Joan Miró i Trepat, the patron of pistoleros and president of Pavimientos y Construcciones S.A., one of the country’s biggest building firms, was the wealthiest, most influential and reactionary of Catalonia’s employers. Tall and distinguished looking with his wide brimmed Panama and his gold fob watch with its heavy chain which hung in an arc between the two pockets of his mustard­ coloured waistcoat, Miró i Treat’s trademark accoutrements were a small gold Sacred Heart of Jesus pin on his jacket lapel, a silver­ handled walking stick in one hand, and a Romeo y Juliet cigar in the other.

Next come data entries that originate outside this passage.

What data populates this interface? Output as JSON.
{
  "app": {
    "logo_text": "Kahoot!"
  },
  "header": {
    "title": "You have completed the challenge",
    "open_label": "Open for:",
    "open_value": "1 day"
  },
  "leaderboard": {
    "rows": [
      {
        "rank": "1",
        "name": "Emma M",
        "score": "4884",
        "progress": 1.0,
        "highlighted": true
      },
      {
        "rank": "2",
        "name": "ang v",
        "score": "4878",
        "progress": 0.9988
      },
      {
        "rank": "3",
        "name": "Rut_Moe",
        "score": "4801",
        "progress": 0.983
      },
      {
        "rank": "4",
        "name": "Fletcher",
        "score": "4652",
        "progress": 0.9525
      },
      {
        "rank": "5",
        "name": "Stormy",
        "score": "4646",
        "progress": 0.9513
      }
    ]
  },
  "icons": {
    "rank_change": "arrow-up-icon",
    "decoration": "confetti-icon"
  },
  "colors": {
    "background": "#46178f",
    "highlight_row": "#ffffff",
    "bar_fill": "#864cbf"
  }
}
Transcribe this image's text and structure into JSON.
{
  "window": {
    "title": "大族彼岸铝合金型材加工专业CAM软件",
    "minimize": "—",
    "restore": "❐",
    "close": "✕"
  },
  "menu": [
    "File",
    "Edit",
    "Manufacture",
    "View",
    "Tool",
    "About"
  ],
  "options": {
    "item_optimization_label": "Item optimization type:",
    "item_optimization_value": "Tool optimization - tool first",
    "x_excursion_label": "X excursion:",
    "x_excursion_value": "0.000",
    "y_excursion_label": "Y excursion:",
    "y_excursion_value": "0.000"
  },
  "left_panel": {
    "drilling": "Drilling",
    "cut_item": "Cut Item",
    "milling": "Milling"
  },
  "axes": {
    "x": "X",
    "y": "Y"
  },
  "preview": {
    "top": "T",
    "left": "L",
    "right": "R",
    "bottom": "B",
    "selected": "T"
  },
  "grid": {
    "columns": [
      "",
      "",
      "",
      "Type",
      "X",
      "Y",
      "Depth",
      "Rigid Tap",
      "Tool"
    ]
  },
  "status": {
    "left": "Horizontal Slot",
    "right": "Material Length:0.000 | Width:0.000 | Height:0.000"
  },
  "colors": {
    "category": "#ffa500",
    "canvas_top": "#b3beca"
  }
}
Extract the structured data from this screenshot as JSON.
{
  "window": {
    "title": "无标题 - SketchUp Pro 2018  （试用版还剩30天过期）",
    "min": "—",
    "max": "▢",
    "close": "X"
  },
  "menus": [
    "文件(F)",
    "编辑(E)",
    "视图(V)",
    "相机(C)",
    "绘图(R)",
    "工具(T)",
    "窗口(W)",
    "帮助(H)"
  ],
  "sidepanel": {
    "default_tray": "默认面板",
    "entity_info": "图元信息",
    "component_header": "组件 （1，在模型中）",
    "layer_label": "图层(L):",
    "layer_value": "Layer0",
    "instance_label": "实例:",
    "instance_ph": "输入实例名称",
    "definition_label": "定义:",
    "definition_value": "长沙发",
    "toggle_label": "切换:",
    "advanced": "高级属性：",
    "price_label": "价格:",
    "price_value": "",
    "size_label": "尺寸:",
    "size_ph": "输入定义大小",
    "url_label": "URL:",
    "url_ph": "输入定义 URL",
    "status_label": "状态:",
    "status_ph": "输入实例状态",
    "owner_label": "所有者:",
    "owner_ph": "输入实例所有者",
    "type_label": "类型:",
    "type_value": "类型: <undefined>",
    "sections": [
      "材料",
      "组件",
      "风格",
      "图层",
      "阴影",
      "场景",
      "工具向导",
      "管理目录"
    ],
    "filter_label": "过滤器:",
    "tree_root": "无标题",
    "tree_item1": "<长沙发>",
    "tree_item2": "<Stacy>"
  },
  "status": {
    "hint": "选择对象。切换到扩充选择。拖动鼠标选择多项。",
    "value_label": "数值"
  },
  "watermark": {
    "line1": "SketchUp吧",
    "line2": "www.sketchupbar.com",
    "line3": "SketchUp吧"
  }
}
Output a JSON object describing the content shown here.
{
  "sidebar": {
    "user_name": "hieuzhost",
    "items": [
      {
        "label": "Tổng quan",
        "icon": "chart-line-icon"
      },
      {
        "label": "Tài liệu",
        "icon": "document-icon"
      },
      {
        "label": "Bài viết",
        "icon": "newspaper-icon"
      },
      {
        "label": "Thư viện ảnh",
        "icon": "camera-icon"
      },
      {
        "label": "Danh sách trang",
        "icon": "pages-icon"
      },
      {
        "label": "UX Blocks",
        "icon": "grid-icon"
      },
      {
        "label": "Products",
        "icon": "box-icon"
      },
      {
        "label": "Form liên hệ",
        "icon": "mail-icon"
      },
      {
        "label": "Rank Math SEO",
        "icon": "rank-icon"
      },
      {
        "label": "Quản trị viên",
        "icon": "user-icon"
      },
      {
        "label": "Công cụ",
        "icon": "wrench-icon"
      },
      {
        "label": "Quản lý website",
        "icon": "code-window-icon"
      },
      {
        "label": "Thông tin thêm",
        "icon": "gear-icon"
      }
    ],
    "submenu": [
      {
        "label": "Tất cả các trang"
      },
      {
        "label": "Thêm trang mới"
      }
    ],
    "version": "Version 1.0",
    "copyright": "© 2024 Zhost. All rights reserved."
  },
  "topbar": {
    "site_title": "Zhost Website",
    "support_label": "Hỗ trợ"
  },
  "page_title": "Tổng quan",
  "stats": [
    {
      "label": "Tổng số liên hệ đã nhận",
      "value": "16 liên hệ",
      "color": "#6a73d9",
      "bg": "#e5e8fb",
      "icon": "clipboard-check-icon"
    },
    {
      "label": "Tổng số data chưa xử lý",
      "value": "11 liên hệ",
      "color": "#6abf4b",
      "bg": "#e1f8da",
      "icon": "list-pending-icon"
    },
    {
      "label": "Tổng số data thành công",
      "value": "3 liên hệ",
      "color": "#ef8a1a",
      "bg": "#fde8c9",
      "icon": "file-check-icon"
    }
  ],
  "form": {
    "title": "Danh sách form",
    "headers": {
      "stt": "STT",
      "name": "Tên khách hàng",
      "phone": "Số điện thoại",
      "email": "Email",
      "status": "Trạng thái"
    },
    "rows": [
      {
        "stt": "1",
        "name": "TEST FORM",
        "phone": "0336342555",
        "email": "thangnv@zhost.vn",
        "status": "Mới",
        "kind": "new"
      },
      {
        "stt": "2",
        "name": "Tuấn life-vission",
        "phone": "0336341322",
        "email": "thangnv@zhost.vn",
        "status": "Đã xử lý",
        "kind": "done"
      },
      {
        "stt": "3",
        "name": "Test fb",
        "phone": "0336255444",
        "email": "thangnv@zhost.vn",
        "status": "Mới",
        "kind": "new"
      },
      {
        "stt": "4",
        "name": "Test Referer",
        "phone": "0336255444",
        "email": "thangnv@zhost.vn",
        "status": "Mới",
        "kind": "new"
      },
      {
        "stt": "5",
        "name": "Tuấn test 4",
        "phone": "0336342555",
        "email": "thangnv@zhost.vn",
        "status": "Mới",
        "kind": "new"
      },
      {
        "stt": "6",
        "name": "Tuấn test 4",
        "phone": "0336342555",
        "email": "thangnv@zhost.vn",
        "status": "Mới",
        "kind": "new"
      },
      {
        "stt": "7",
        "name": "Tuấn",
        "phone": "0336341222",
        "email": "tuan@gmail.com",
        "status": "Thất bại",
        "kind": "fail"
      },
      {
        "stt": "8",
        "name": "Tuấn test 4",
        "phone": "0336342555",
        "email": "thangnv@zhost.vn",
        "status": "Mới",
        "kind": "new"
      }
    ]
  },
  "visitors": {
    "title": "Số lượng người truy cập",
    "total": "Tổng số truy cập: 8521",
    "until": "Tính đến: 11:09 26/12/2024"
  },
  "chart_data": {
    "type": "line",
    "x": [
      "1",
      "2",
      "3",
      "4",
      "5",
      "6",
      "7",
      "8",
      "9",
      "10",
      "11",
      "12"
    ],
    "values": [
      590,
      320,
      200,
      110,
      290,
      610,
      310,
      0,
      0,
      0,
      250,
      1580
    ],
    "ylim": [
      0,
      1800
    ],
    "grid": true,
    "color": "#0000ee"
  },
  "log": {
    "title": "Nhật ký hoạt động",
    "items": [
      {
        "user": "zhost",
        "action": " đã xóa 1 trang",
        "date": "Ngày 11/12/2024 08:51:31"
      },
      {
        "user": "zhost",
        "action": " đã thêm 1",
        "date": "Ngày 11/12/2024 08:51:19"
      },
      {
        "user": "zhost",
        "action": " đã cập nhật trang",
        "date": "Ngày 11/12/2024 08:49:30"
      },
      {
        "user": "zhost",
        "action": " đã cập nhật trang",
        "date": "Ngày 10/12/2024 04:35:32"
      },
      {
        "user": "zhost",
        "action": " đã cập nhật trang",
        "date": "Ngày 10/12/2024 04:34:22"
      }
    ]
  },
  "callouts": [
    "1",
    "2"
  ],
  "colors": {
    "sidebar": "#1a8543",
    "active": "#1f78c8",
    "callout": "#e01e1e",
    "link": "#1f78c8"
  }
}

“He was also a man fired by a sense of mission, an almost hysterical obsession to restore to Spain and Europe the spiritual and temporal hegemony of the Roman Catholic Church — and in light of Germany’s defeat, the fragmentation of the Austro-Hungarian empire and the likelihood of apocalyptic terror and world revolution, that mission was now urgent. A hard-line, paranoid integrist who clung, barnacle­-like, to the Tridentine traditions of Holy Mother Church, his life and enormous fortune were dedicated to advancing the cause of Rome. In his worldview, the Church—in its perfect sixteenth century manifestation — was the only institution of spiritual and temporal power by which the unity and glory of Europe could be restored to what it had been during Charlemagne’s Reich, the Holy Roman Empire.